Where does the problem lie?  Is the problem in the body of a woman or in the mind of the viewer?  Who is really to blame when sex is projected onto a non-sexual act?

Even worse, a woman’s body only incites consternation in certain contexts.  There’s little if any outrage about using a scantily clad woman to advertise a product.  As long as a woman’s body is being exploited by corporate interests to sell cars, beauty products or promote nightclubs, society isn’t bothered or threatened. Yet if a woman wears clothing that is flattering to her physical form for her own enjoyment, it’s considered unseemly and is frowned upon.  Is it self empowered women that threaten the status quo?

This notion is dangerous because it fosters a certain sexual and emotional retardation in men.   It also reinforces the idea that a woman’s body is primarily a sexual object.  This contributes to rape culture.
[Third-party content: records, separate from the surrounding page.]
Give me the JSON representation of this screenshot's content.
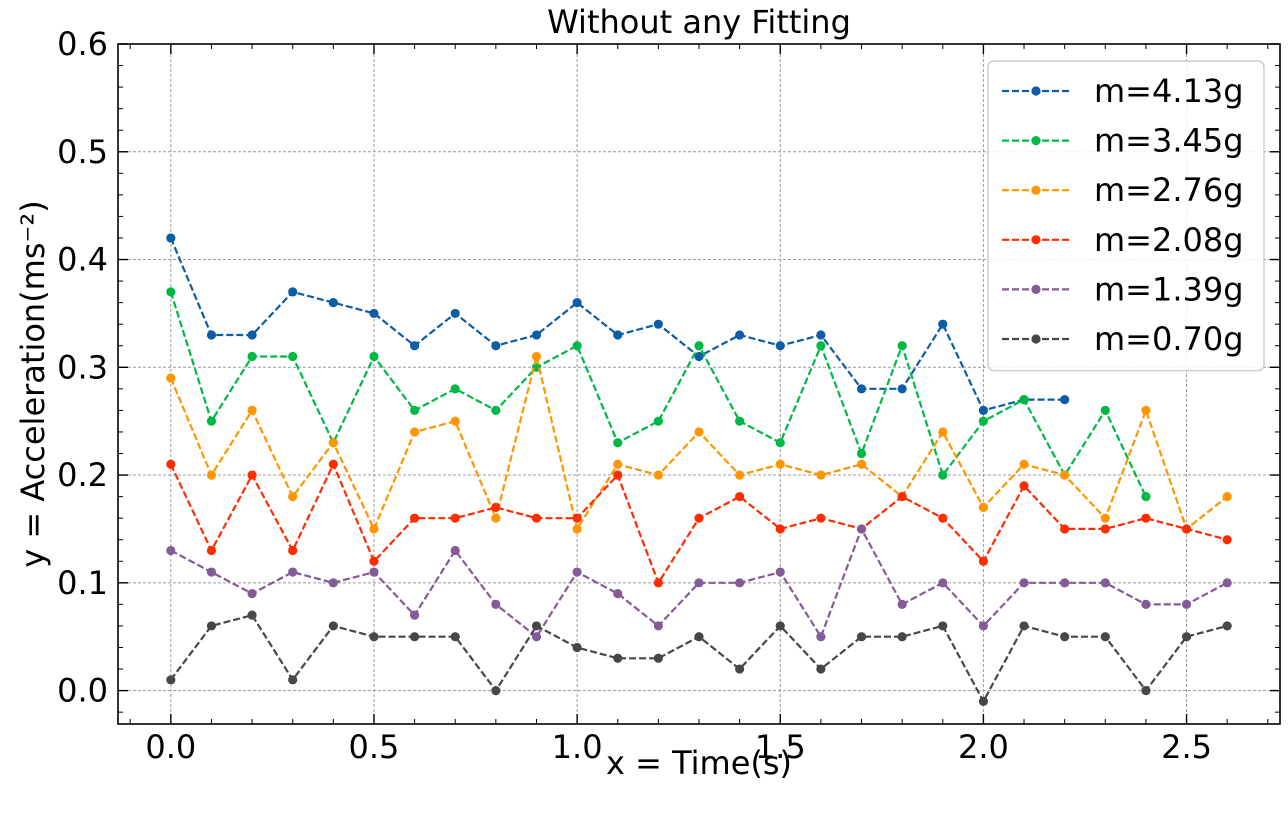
{
  "chart_data": {
    "type": "line",
    "title": "Without any Fitting",
    "xlabel": "x = Time(s)",
    "ylabel": "y = Acceleration(ms⁻²)",
    "xlim": [
      -0.13,
      2.73
    ],
    "ylim": [
      -0.031,
      0.6
    ],
    "xticks": [
      0.0,
      0.5,
      1.0,
      1.5,
      2.0,
      2.5
    ],
    "yticks": [
      0.0,
      0.1,
      0.2,
      0.3,
      0.4,
      0.5,
      0.6
    ],
    "grid": true,
    "legend_position": "top-right",
    "series": [
      {
        "name": "m=4.13g",
        "color": "#0C5DA5",
        "x": [
          0.0,
          0.1,
          0.2,
          0.3,
          0.4,
          0.5,
          0.6,
          0.7,
          0.8,
          0.9,
          1.0,
          1.1,
          1.2,
          1.3,
          1.4,
          1.5,
          1.6,
          1.7,
          1.8,
          1.9,
          2.0,
          2.1,
          2.2
        ],
        "values": [
          0.42,
          0.33,
          0.33,
          0.37,
          0.36,
          0.35,
          0.32,
          0.35,
          0.32,
          0.33,
          0.36,
          0.33,
          0.34,
          0.31,
          0.33,
          0.32,
          0.33,
          0.28,
          0.28,
          0.34,
          0.26,
          0.27,
          0.27
        ]
      },
      {
        "name": "m=3.45g",
        "color": "#00B945",
        "x": [
          0.0,
          0.1,
          0.2,
          0.3,
          0.4,
          0.5,
          0.6,
          0.7,
          0.8,
          0.9,
          1.0,
          1.1,
          1.2,
          1.3,
          1.4,
          1.5,
          1.6,
          1.7,
          1.8,
          1.9,
          2.0,
          2.1,
          2.2,
          2.3,
          2.4
        ],
        "values": [
          0.37,
          0.25,
          0.31,
          0.31,
          0.23,
          0.31,
          0.26,
          0.28,
          0.26,
          0.3,
          0.32,
          0.23,
          0.25,
          0.32,
          0.25,
          0.23,
          0.32,
          0.22,
          0.32,
          0.2,
          0.25,
          0.27,
          0.2,
          0.26,
          0.18
        ]
      },
      {
        "name": "m=2.76g",
        "color": "#FF9500",
        "x": [
          0.0,
          0.1,
          0.2,
          0.3,
          0.4,
          0.5,
          0.6,
          0.7,
          0.8,
          0.9,
          1.0,
          1.1,
          1.2,
          1.3,
          1.4,
          1.5,
          1.6,
          1.7,
          1.8,
          1.9,
          2.0,
          2.1,
          2.2,
          2.3,
          2.4,
          2.5,
          2.6
        ],
        "values": [
          0.29,
          0.2,
          0.26,
          0.18,
          0.23,
          0.15,
          0.24,
          0.25,
          0.16,
          0.31,
          0.15,
          0.21,
          0.2,
          0.24,
          0.2,
          0.21,
          0.2,
          0.21,
          0.18,
          0.24,
          0.17,
          0.21,
          0.2,
          0.16,
          0.26,
          0.15,
          0.18
        ]
      },
      {
        "name": "m=2.08g",
        "color": "#FF2C00",
        "x": [
          0.0,
          0.1,
          0.2,
          0.3,
          0.4,
          0.5,
          0.6,
          0.7,
          0.8,
          0.9,
          1.0,
          1.1,
          1.2,
          1.3,
          1.4,
          1.5,
          1.6,
          1.7,
          1.8,
          1.9,
          2.0,
          2.1,
          2.2,
          2.3,
          2.4,
          2.5,
          2.6
        ],
        "values": [
          0.21,
          0.13,
          0.2,
          0.13,
          0.21,
          0.12,
          0.16,
          0.16,
          0.17,
          0.16,
          0.16,
          0.2,
          0.1,
          0.16,
          0.18,
          0.15,
          0.16,
          0.15,
          0.18,
          0.16,
          0.12,
          0.19,
          0.15,
          0.15,
          0.16,
          0.15,
          0.14
        ]
      },
      {
        "name": "m=1.39g",
        "color": "#845B97",
        "x": [
          0.0,
          0.1,
          0.2,
          0.3,
          0.4,
          0.5,
          0.6,
          0.7,
          0.8,
          0.9,
          1.0,
          1.1,
          1.2,
          1.3,
          1.4,
          1.5,
          1.6,
          1.7,
          1.8,
          1.9,
          2.0,
          2.1,
          2.2,
          2.3,
          2.4,
          2.5,
          2.6
        ],
        "values": [
          0.13,
          0.11,
          0.09,
          0.11,
          0.1,
          0.11,
          0.07,
          0.13,
          0.08,
          0.05,
          0.11,
          0.09,
          0.06,
          0.1,
          0.1,
          0.11,
          0.05,
          0.15,
          0.08,
          0.1,
          0.06,
          0.1,
          0.1,
          0.1,
          0.08,
          0.08,
          0.1
        ]
      },
      {
        "name": "m=0.70g",
        "color": "#474747",
        "x": [
          0.0,
          0.1,
          0.2,
          0.3,
          0.4,
          0.5,
          0.6,
          0.7,
          0.8,
          0.9,
          1.0,
          1.1,
          1.2,
          1.3,
          1.4,
          1.5,
          1.6,
          1.7,
          1.8,
          1.9,
          2.0,
          2.1,
          2.2,
          2.3,
          2.4,
          2.5,
          2.6
        ],
        "values": [
          0.01,
          0.06,
          0.07,
          0.01,
          0.06,
          0.05,
          0.05,
          0.05,
          0.0,
          0.06,
          0.04,
          0.03,
          0.03,
          0.05,
          0.02,
          0.06,
          0.02,
          0.05,
          0.05,
          0.06,
          -0.01,
          0.06,
          0.05,
          0.05,
          0.0,
          0.05,
          0.06
        ]
      }
    ]
  }
}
Where is the personal responsibility?  How did we reach this point where we’ve given up on a man’s ability to be emotionally and spiritually mature?

Men, I believe in you.  I believe in your ability to control your own thoughts.  You are not helpless in the grip of a woman’s physical beauty.

Let’s stop demonizing something that isn’t evil – the beauty of the physical form.  Instead, let’s demonize the thing that IS evil – lack of internal discipline and emotional immaturity.

These ideas are wrong and disempower both men and women.  They say that men are weak and women are wrong simply for being attractive.